In my article Nutrient Timing, based on scientific research I briefly explained why the Anabolic Phase is crucial, referring to the 45 minute window following a workout. If you are able to deliver the right nutrient mixture to the muscles at the right time, you can greatly enhance recovery from exercise and improve muscle growth, strength, and power.

Normally we do not want to raise our insulin levels, which is why eating sugar and other high-glycemic carbs throughout the day is bad.  However, consuming a high-glycemic carbohydrate and protein supplement during and immediately (within 45 minutes ) after a workout, will stimulate insulin and increase blood cortisol levels which combined with protein will result in a greater synthesis of new protein. In other words, adding the high glycemic carbohydrates will prime the body to accept the nutrients from protein and put the body into an anabolic state for the Growth Phase.  Insulin increases net muscle protein by increasing amino acid transport into the muscle cell, by increasing protein synthesis and by reducing protein breakdown.

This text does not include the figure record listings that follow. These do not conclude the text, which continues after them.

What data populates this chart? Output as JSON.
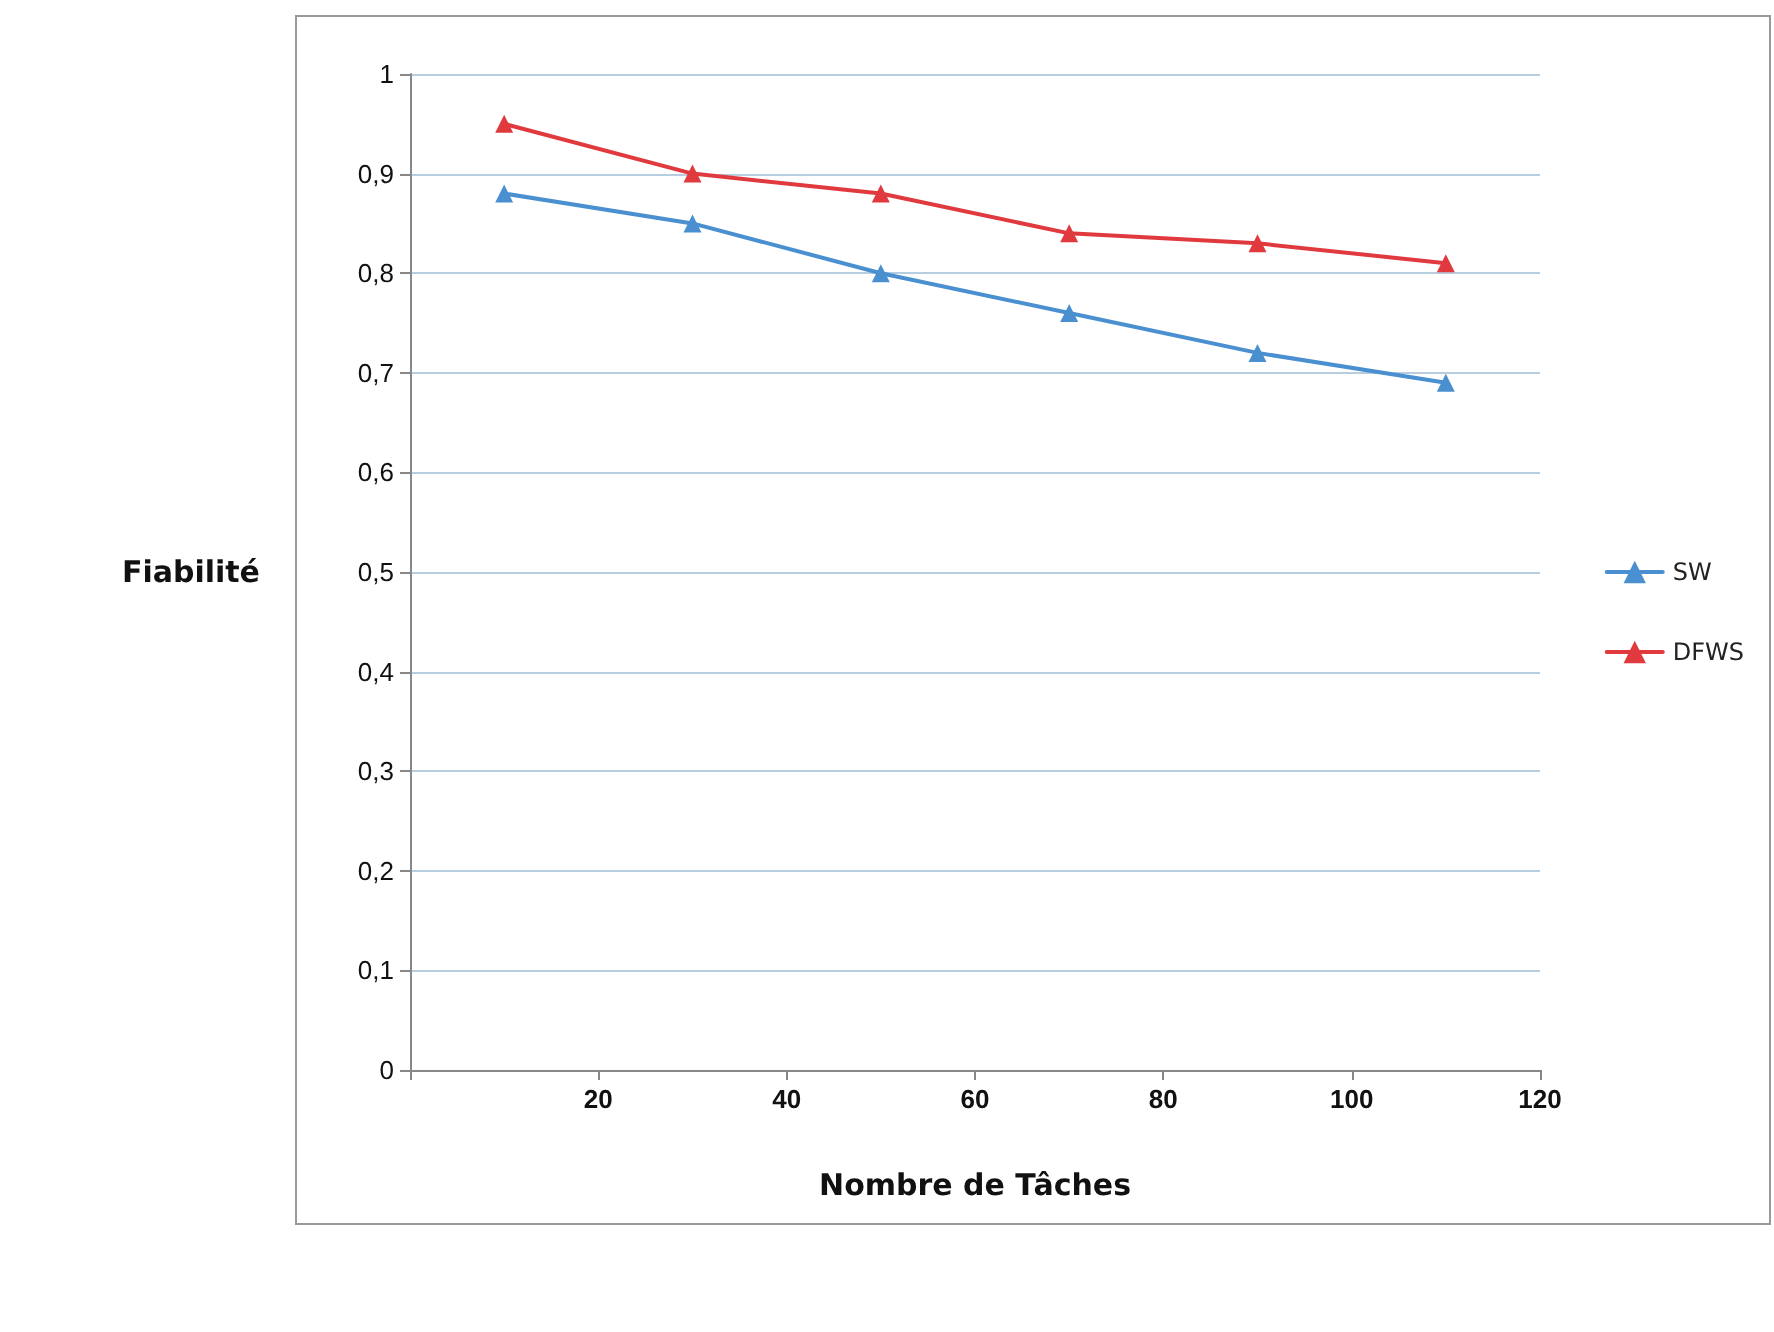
{
  "chart_data": {
    "type": "line",
    "xlabel": "Nombre de Tâches",
    "ylabel": "Fiabilité",
    "x": [
      10,
      30,
      50,
      70,
      90,
      110
    ],
    "series": [
      {
        "name": "SW",
        "color": "#4a90d0",
        "values": [
          0.88,
          0.85,
          0.8,
          0.76,
          0.72,
          0.69
        ]
      },
      {
        "name": "DFWS",
        "color": "#e0393e",
        "values": [
          0.95,
          0.9,
          0.88,
          0.84,
          0.83,
          0.81
        ]
      }
    ],
    "xlim": [
      0,
      120
    ],
    "xticks": [
      {
        "value": 0,
        "label": null
      },
      20,
      40,
      60,
      80,
      100,
      120
    ],
    "ylim": [
      0,
      1
    ],
    "yticks": [
      0,
      {
        "value": 0.1,
        "label": "0,1"
      },
      {
        "value": 0.2,
        "label": "0,2"
      },
      {
        "value": 0.3,
        "label": "0,3"
      },
      {
        "value": 0.4,
        "label": "0,4"
      },
      {
        "value": 0.5,
        "label": "0,5"
      },
      {
        "value": 0.6,
        "label": "0,6"
      },
      {
        "value": 0.7,
        "label": "0,7"
      },
      {
        "value": 0.8,
        "label": "0,8"
      },
      {
        "value": 0.9,
        "label": "0,9"
      },
      1
    ],
    "grid": "y",
    "legend": "right",
    "marker": "triangle",
    "line_style": "solid"
  }
}
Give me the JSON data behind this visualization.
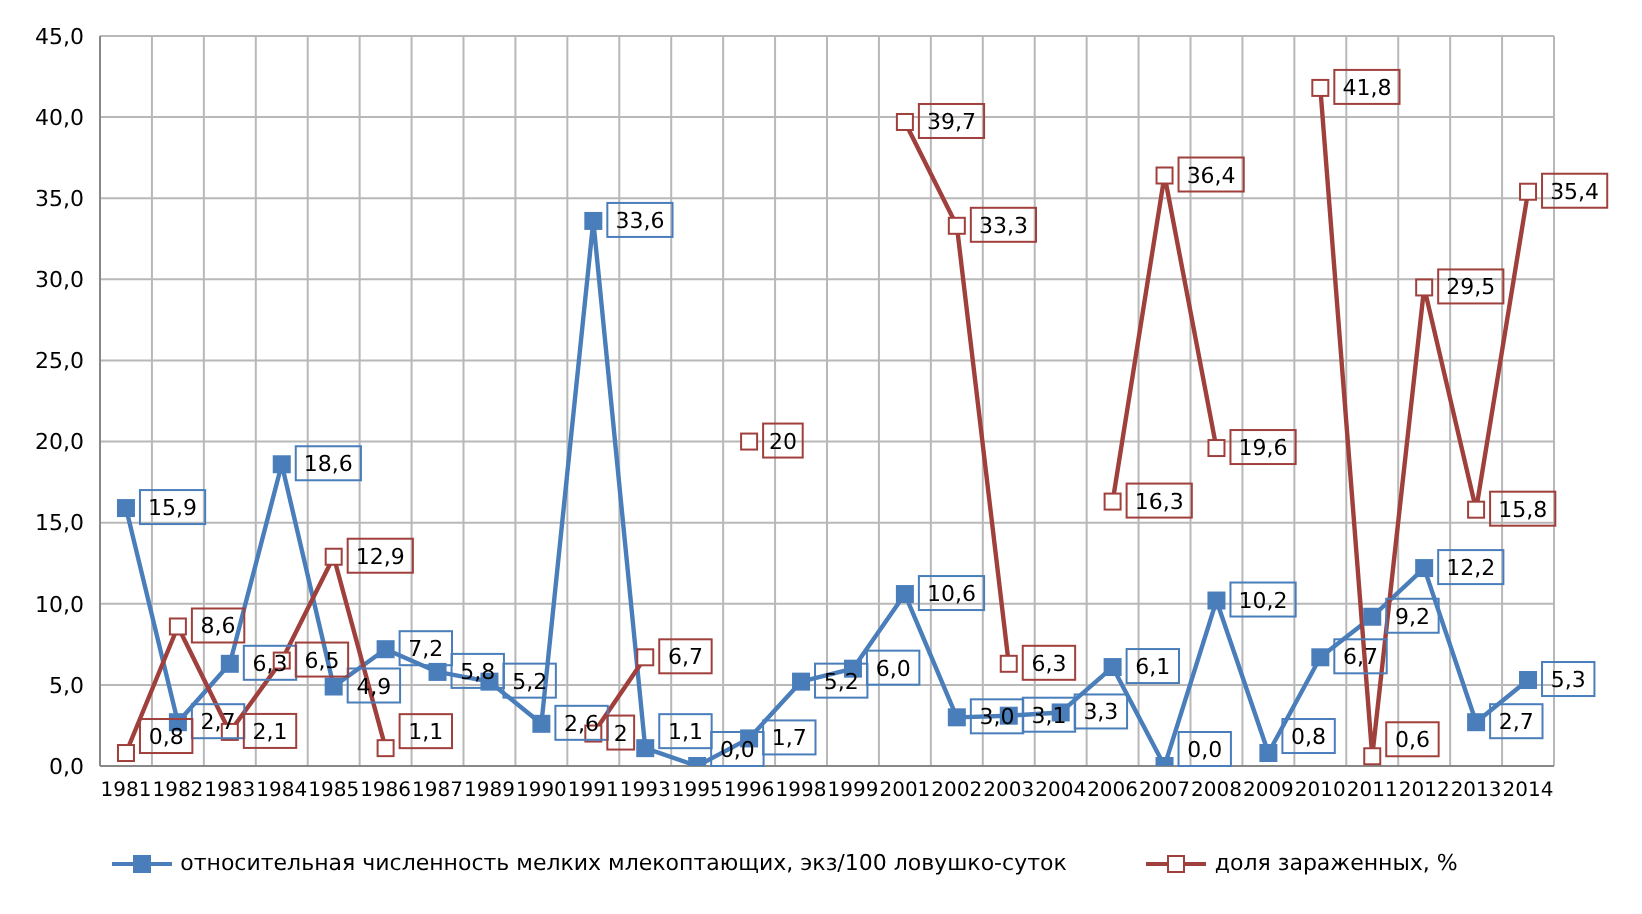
{
  "chart_data": {
    "type": "line",
    "categories": [
      "1981",
      "1982",
      "1983",
      "1984",
      "1985",
      "1986",
      "1987",
      "1989",
      "1990",
      "1991",
      "1993",
      "1995",
      "1996",
      "1998",
      "1999",
      "2001",
      "2002",
      "2003",
      "2004",
      "2006",
      "2007",
      "2008",
      "2009",
      "2010",
      "2011",
      "2012",
      "2013",
      "2014"
    ],
    "series": [
      {
        "name": "относительная численность мелких млекоптающих, экз/100 ловушко-суток",
        "color": "#4a7ebb",
        "values": [
          15.9,
          2.7,
          6.3,
          18.6,
          4.9,
          7.2,
          5.8,
          5.2,
          2.6,
          33.6,
          1.1,
          0.0,
          1.7,
          5.2,
          6.0,
          10.6,
          3.0,
          3.1,
          3.3,
          6.1,
          0.0,
          10.2,
          0.8,
          6.7,
          9.2,
          12.2,
          2.7,
          5.3
        ],
        "value_labels": [
          "15,9",
          "2,7",
          "6,3",
          "18,6",
          "4,9",
          "7,2",
          "5,8",
          "5,2",
          "2,6",
          "33,6",
          "1,1",
          "0,0",
          "1,7",
          "5,2",
          "6,0",
          "10,6",
          "3,0",
          "3,1",
          "3,3",
          "6,1",
          "0,0",
          "10,2",
          "0,8",
          "6,7",
          "9,2",
          "12,2",
          "2,7",
          "5,3"
        ]
      },
      {
        "name": "доля зараженных, %",
        "color": "#a0403c",
        "values": [
          0.8,
          8.6,
          2.1,
          6.5,
          12.9,
          1.1,
          null,
          null,
          null,
          2,
          6.7,
          null,
          20,
          null,
          null,
          39.7,
          33.3,
          6.3,
          null,
          16.3,
          36.4,
          19.6,
          null,
          41.8,
          0.6,
          29.5,
          15.8,
          35.4
        ],
        "value_labels": [
          "0,8",
          "8,6",
          "2,1",
          "6,5",
          "12,9",
          "1,1",
          null,
          null,
          null,
          "2",
          "6,7",
          null,
          "20",
          null,
          null,
          "39,7",
          "33,3",
          "6,3",
          null,
          "16,3",
          "36,4",
          "19,6",
          null,
          "41,8",
          "0,6",
          "29,5",
          "15,8",
          "35,4"
        ]
      }
    ],
    "ylim": [
      0,
      45
    ],
    "yticks": [
      {
        "value": 0,
        "label": "0,0"
      },
      {
        "value": 5,
        "label": "5,0"
      },
      {
        "value": 10,
        "label": "10,0"
      },
      {
        "value": 15,
        "label": "15,0"
      },
      {
        "value": 20,
        "label": "20,0"
      },
      {
        "value": 25,
        "label": "25,0"
      },
      {
        "value": 30,
        "label": "30,0"
      },
      {
        "value": 35,
        "label": "35,0"
      },
      {
        "value": 40,
        "label": "40,0"
      },
      {
        "value": 45,
        "label": "45,0"
      }
    ],
    "grid": true,
    "legend": "bottom",
    "marker": "square",
    "line_style": "solid"
  }
}
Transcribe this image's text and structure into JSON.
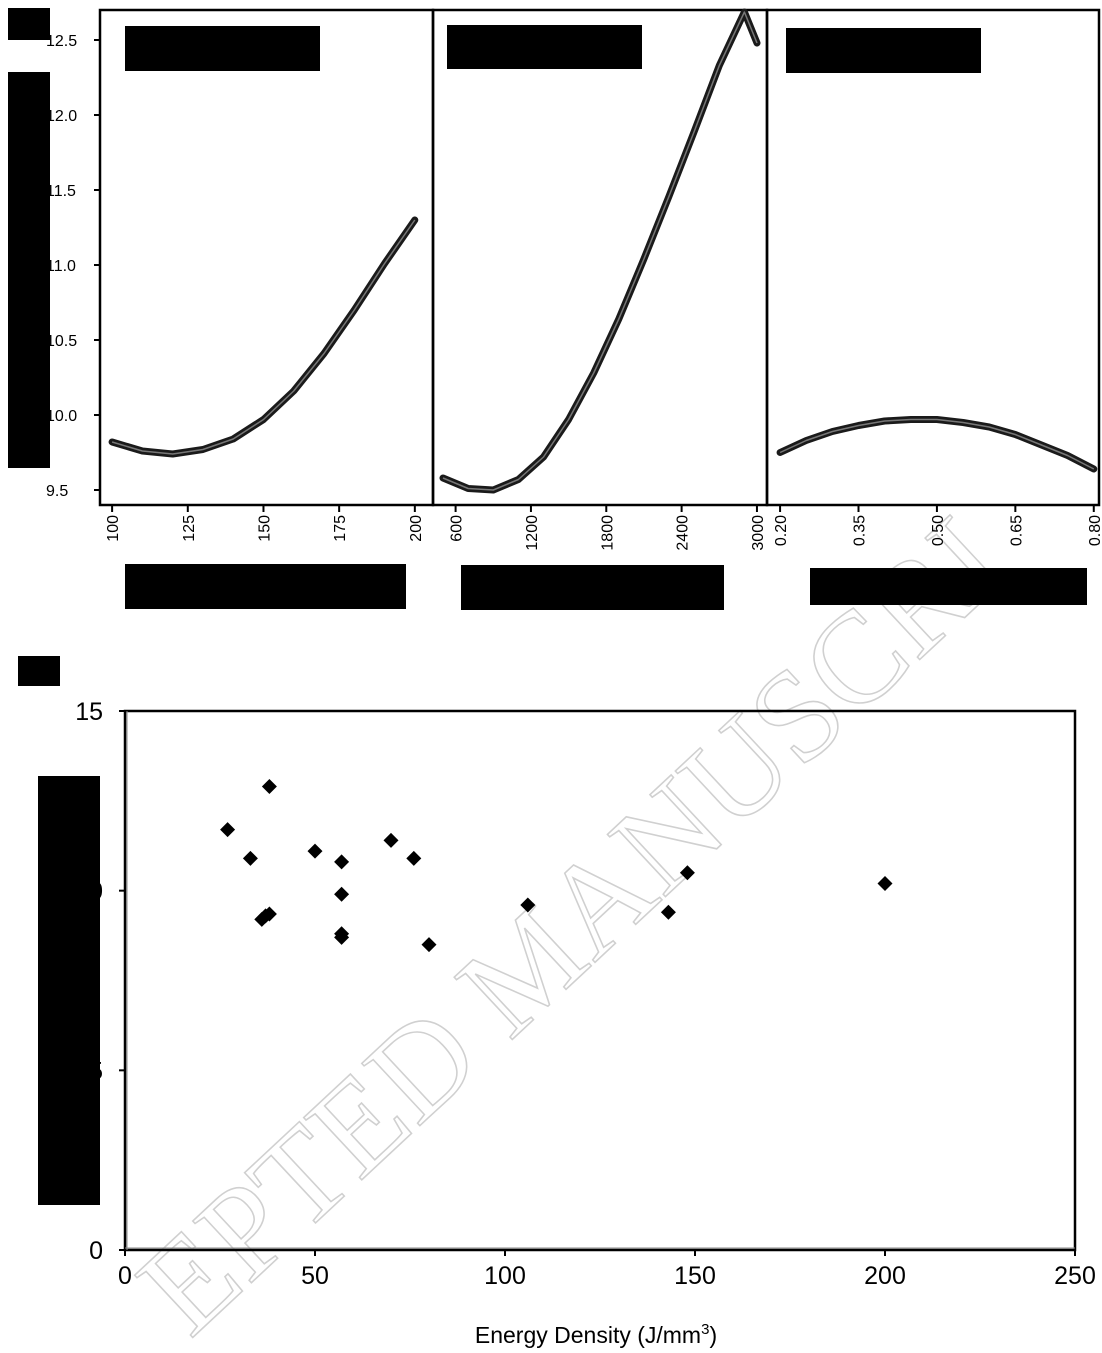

During the Anabolic Phase, or within 45 minutes of finishing a workout,  a supplement made up of high-glycemic carbohydrate and protein should be consumed. This should be a 3:1 ratio of carbohydrate to protein and should contain approximately 15 g of protein and 45 grams of carbohydrate. Other important drink substances include leucine (for protein synthesis), glutamine (for immune system function), and antioxidant Vitamins C and E.